Sie tat es mit zitternden Händen und um ihren Mund lag ein gramvoller Zug. »Warum?« fragte sie halblaut, »warum auch hierher?« Sie lehnte den Kopf an die Pfosten des alten Eichenschrankes, der das Linnen der Großmutter barg, als suchte sie eine körperliche Stütze in dem Sturme, der durch ihre Seele ging. »Nur ruhig«, flüsterte sie und preßte die Hand gegen die Brust, als wollte sie das stürmisch klopfende Herz gewaltsam zum Gehorsam zwingen. Als sie ein paar Minuten später sich anschickte, den Herrschaften in den Keller nachzufolgen, da war ihr ernstes, schönes Gesicht unbewegt wie immer.

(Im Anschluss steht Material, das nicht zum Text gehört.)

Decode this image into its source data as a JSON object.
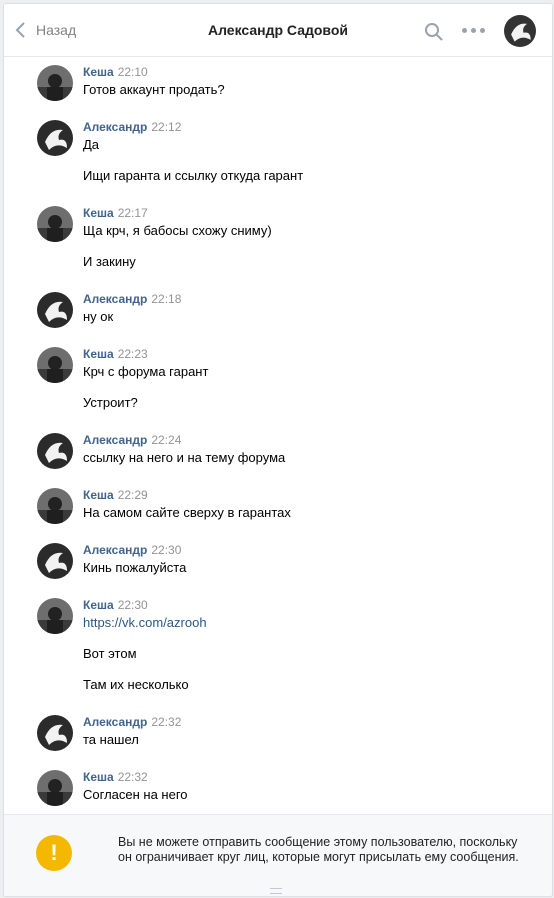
{
  "header": {
    "back_label": "Назад",
    "title": "Александр Садовой"
  },
  "icons": {
    "back": "chevron-left-icon",
    "search": "search-icon",
    "more": "more-dots-icon",
    "warning": "exclamation-icon"
  },
  "colors": {
    "author": "#42648b",
    "time": "#939393",
    "link": "#2a5885",
    "warning": "#f5b800",
    "background": "#edeef0"
  },
  "messages": [
    {
      "author": "Кеша",
      "time": "22:10",
      "lines": [
        "Готов аккаунт продать?"
      ]
    },
    {
      "author": "Александр",
      "time": "22:12",
      "lines": [
        "Да",
        "Ищи гаранта и ссылку откуда гарант"
      ]
    },
    {
      "author": "Кеша",
      "time": "22:17",
      "lines": [
        "Ща крч, я бабосы схожу сниму)",
        "И закину"
      ]
    },
    {
      "author": "Александр",
      "time": "22:18",
      "lines": [
        "ну ок"
      ]
    },
    {
      "author": "Кеша",
      "time": "22:23",
      "lines": [
        "Крч с форума гарант",
        "Устроит?"
      ]
    },
    {
      "author": "Александр",
      "time": "22:24",
      "lines": [
        "ссылку на него и на тему форума"
      ]
    },
    {
      "author": "Кеша",
      "time": "22:29",
      "lines": [
        "На самом сайте сверху в гарантах"
      ]
    },
    {
      "author": "Александр",
      "time": "22:30",
      "lines": [
        "Кинь пожалуйста"
      ]
    },
    {
      "author": "Кеша",
      "time": "22:30",
      "lines": [
        "https://vk.com/azrooh",
        "Вот этом",
        "Там их несколько"
      ]
    },
    {
      "author": "Александр",
      "time": "22:32",
      "lines": [
        "та нашел"
      ]
    },
    {
      "author": "Кеша",
      "time": "22:32",
      "lines": [
        "Согласен на него"
      ]
    }
  ],
  "notice": {
    "text": "Вы не можете отправить сообщение этому пользователю, поскольку он ограничивает круг лиц, которые могут присылать ему сообщения."
  }
}
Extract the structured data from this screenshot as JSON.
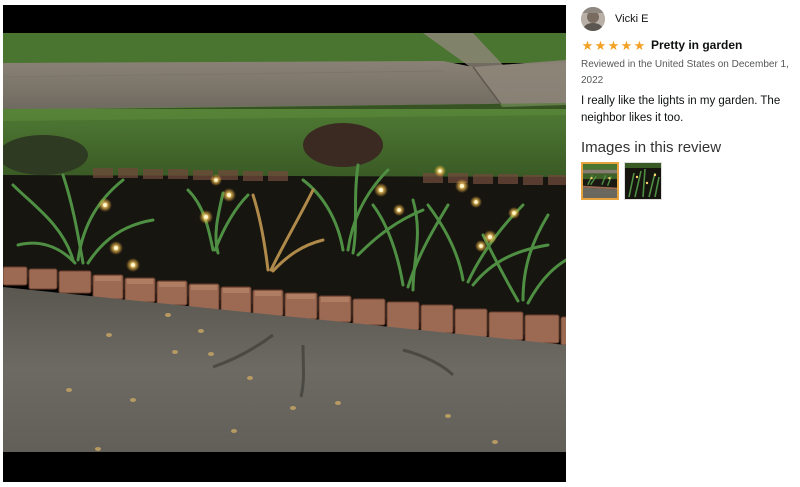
{
  "review": {
    "reviewer_name": "Vicki E",
    "rating": 5,
    "rating_max": 5,
    "title": "Pretty in garden",
    "meta": "Reviewed in the United States on December 1, 2022",
    "body": "I really like the lights in my garden. The neighbor likes it too.",
    "images_heading": "Images in this review",
    "selected_image": 0
  },
  "colors": {
    "star": "#f2a125",
    "selected_border": "#e7a33e",
    "meta_text": "#565959"
  }
}
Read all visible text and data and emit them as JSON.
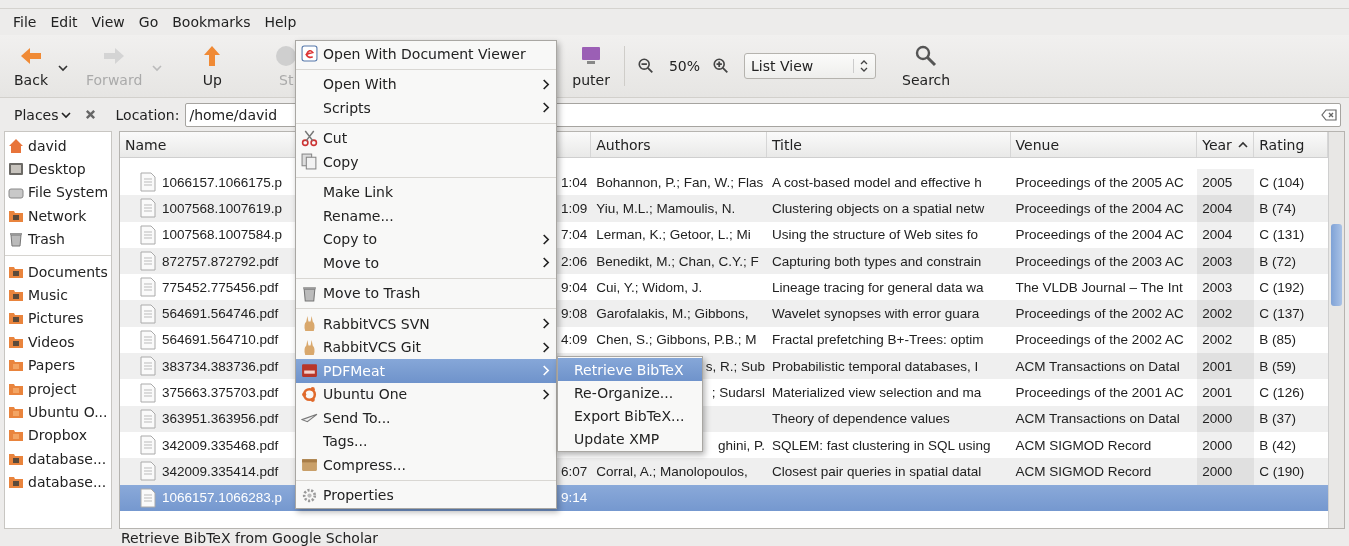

»Halt!« sagte eine tiefe Stimme am Kellergewölbe, »bis hierher und nicht weiter! Sie haben keine Umhüllung, und dort unten ist es kühl.« Baron Lothar stand in dem dämmerigen Gewölbe und streckte die Hand gegen sie aus. »Wenn Sie Ihre Ungeduld noch ein wenig bemeistern könnten, Cousine«, fuhr er fort, und es klang fast wie Hohn, »ich höre die Herrschaften die Treppe heraufsteigen. Das war doch die Stimme Seiner Hoheit soeben? Oder irre ich mich?«

Sie hielt seinem Blicke stand und zuckte nur leicht die Schultern. Er sah sie so eigentümlich an, fast drohend.

»Es ist besser, wir erwarten die Hoheiten dort oben«, sprach er weiter, »hier –« er brach ab, denn sie hatte sich umgewandt und schritt die Stufen empor, die in den Flur des Hauses führten, und von dort, ohne sich umzusehen, auf den anmutigen Platz. Er folgte ihr und lehnte sich gegen den Pfosten der Glastür, indem er den einfach gedeckten Tisch musterte. Da erinnerte nichts an ein altes begütertes Geschlecht, es fanden sich nur einfache Glastellerchen und dünne verbrauchte Löffel. Das Silberzeug des Hauses stand ja in seinen Schränken, allein der Damast des Tischtuches zeigte das Wappen der Gerolds in den Ecken, ein Meisterstück der Webekunst. Die alte Dame hatte es ehedem mit hierher genommen auf ihren Witwensitz als eine Erinnerung an jenen Tag, da es zum erstenmal aufgelegen, an dem Tauftage ihres Sohnes.

»Unser Wappen«, sagte er und zeigte auf den springenden Hirsch, der einen Stern zwischen dem Geweih trug. »Er ist rein geblieben, dieser Schild, im Laufe der Jahrhunderte, nicht ein einzigesmal ward der Glanz des Sternes verdunkelt! Wohl kamen Unglücksfälle über das Geschlecht, wohl unterlag es der Macht des Schicksals, aber die Ehre hielten sie makellos, die Männer und – die Frauen, soviel ihrer waren bis heute.«

Das schöne Mädchen zuckte empor, als habe eine Schlange sie gebissen, und ein herzzereißender Blick aus den blauen Augen flog zu ihm hinüber, aber die Worte erstarben auf ihren Lippen, denn eben kamen die Herrschaften zurück und Lothar eilte ihnen entgegen. Der Herzog, neben Joachim gehend, folgte seiner Gemahlin, die den Arm der alten Freiin genommen hatte. Hinter ihnen schritt ein sonderbares Paar, Beate mit Palmer, den sie um Kopflänge überragte. Sie hörte mit dem Ausdruck lächelnder Verachtung auf sein eifriges Sprechen und suchte, am Tische angekommen, einen Stuhl, so weit wie möglich von ihm entfernt.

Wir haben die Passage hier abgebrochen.